Transgender partorisce, lo chiamano “mamma” e si sente discriminato

L’ultima moda lanciata dalla comunità arcobaleno e collegata alla negazione del sesso biologico come saldo aggancio dell’identità psichica maschile e femminile, è la negazione del collegamento tra femminilità e maternità.

In effetti, come hanno ben capito anche le femministe e Arcilesbica, l’ideologia gender ha dei risvolti fortemente misogini, arrivando a negare l’essenza stessa dell’essere donne, in alcuni degli aspetti più importanti collegati al sesso biologico, tra cui, appunto la maternità.

E così, sul New York Post è apparso un articolo che è tutto un programma: l’esperienza di un transgender di sesso femminile che, dopo la transizione che non è andata però ad intaccare il suo apparato ripoduttivo originario, ha potuto dare alla luce un bambino e, nonostante questo, pretende di essere considerato un papà che ha partorito. Parliamo di Bennett Kaspar-Williams, 37 anni, di  Los Angeles, che, nell’ottobre 2020 ha partorito con un cesareo il figlio avuto da suo marito, Malik.

Bennet, come riporta l’articolo del NWP, descrive indignato quello che lui stessp definisce una fonte di discriminazione in salsa gender e che chiama “misgendering”: durante la sua gravidanza, gli operatori sanitari, evidentemente, di fronte all’evidenza, avrebbero continuato a rivolgersi a lui “come se fosse stato” (evidentemente essendolo veramente!) una donna.

Eppure lui sostiene che non tutte le donne che partoriscono sono madri e dichiara incredibilmente che: “Nascere con un utero non rende il concepimento una certezza. Ecco perché è così importante smetterla di definire la "femminilità" in termini di "maternità", perché è una falsa equivalenza che tutte le donne possano diventare madri, che tutte le madri partoriscano i propri figli o che tutte le persone che concepiscano un figlio siano madri". E’ soprattutto l’ultima affermazione a far rabbrividire perché, com’è tipico di questa ideologia, si arriva a negare l’evidenza, ovvero ciò che non ha bisogno di essere descritto o commentato o discusso, perché è semplicemente sotto gli occhi di tutti.

Per questo Bennet ha detto al Daily Mail di essersi sentito a disagio, perché dopo il parto tutti lo chiamavano “mamma” e lamenta il fatto che negli Stati Uniti il concetto di maternità è ancora troppo legato al “genere” (o piuttosto, verrebbe da dire, al sesso biologico, com’è giusto che sia?).

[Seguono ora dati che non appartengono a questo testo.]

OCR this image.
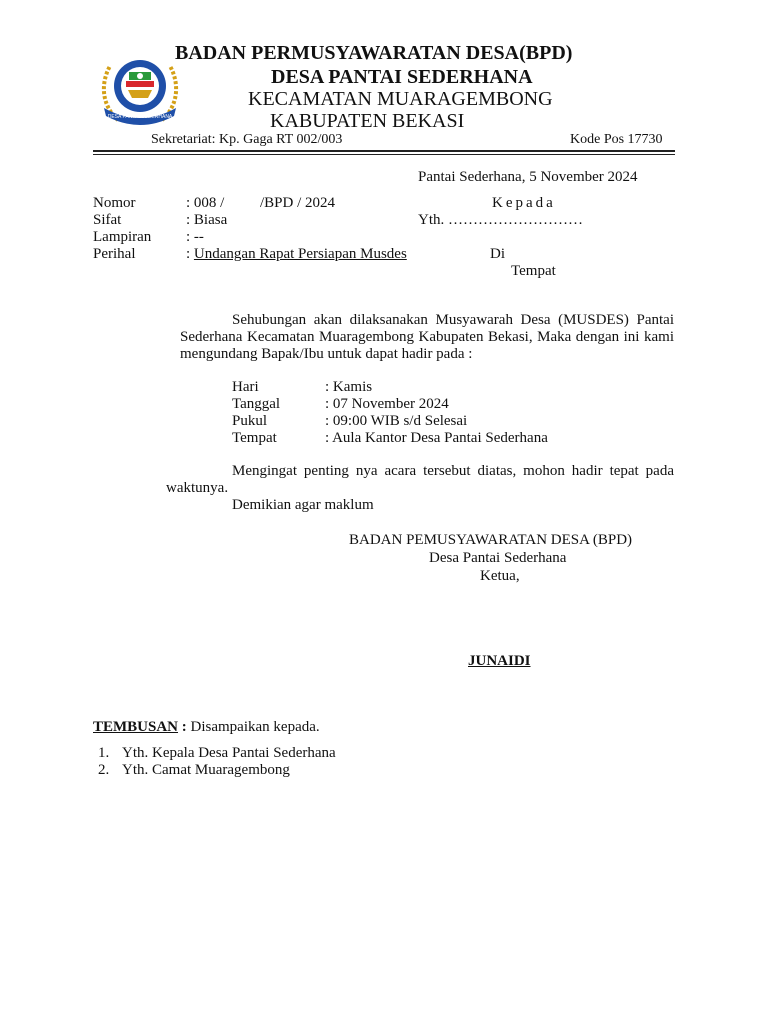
DESA PANTAI SEDERHANA
BADAN PERMUSYAWARATAN DESA(BPD)
DESA PANTAI SEDERHANA
KECAMATAN MUARAGEMBONG
KABUPATEN BEKASI
Sekretariat: Kp. Gaga RT 002/003	Kode Pos 17730
Pantai Sederhana, 5 November 2024
Nomor	: 008 / /BPD / 2024
Sifat	: Biasa
Lampiran : --
Perihal	: Undangan Rapat Persiapan Musdes
Kepada
Yth. ………………………
Di
Tempat
Sehubungan akan dilaksanakan Musyawarah Desa (MUSDES) Pantai Sederhana Kecamatan Muaragembong Kabupaten Bekasi, Maka dengan ini kami mengundang Bapak/Ibu untuk dapat hadir pada :
Hari	: Kamis
Tanggal	: 07 November 2024
Pukul	: 09:00 WIB s/d Selesai
Tempat	: Aula Kantor Desa Pantai Sederhana
Mengingat penting nya acara tersebut diatas, mohon hadir tepat pada waktunya.
Demikian agar maklum
BADAN PEMUSYAWARATAN DESA (BPD)
Desa Pantai Sederhana
Ketua,
JUNAIDI
TEMBUSAN : Disampaikan kepada.
1. Yth. Kepala Desa Pantai Sederhana
2. Yth. Camat Muaragembong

Ma Bennet insiste nella sua convinzione e aggiunge che, nonostante la barba folta, il petto piatto e l’indicazione di genere "maschile" sui suoi documenti, "la gente non poteva fare a meno di chiamarmi "mamma", "madre" o "signora". Per lui , invece, “non c’è niente di più potente che poter dire che sono un papà che ha creato mio figlio". Assurdo. Assurdo ma vero.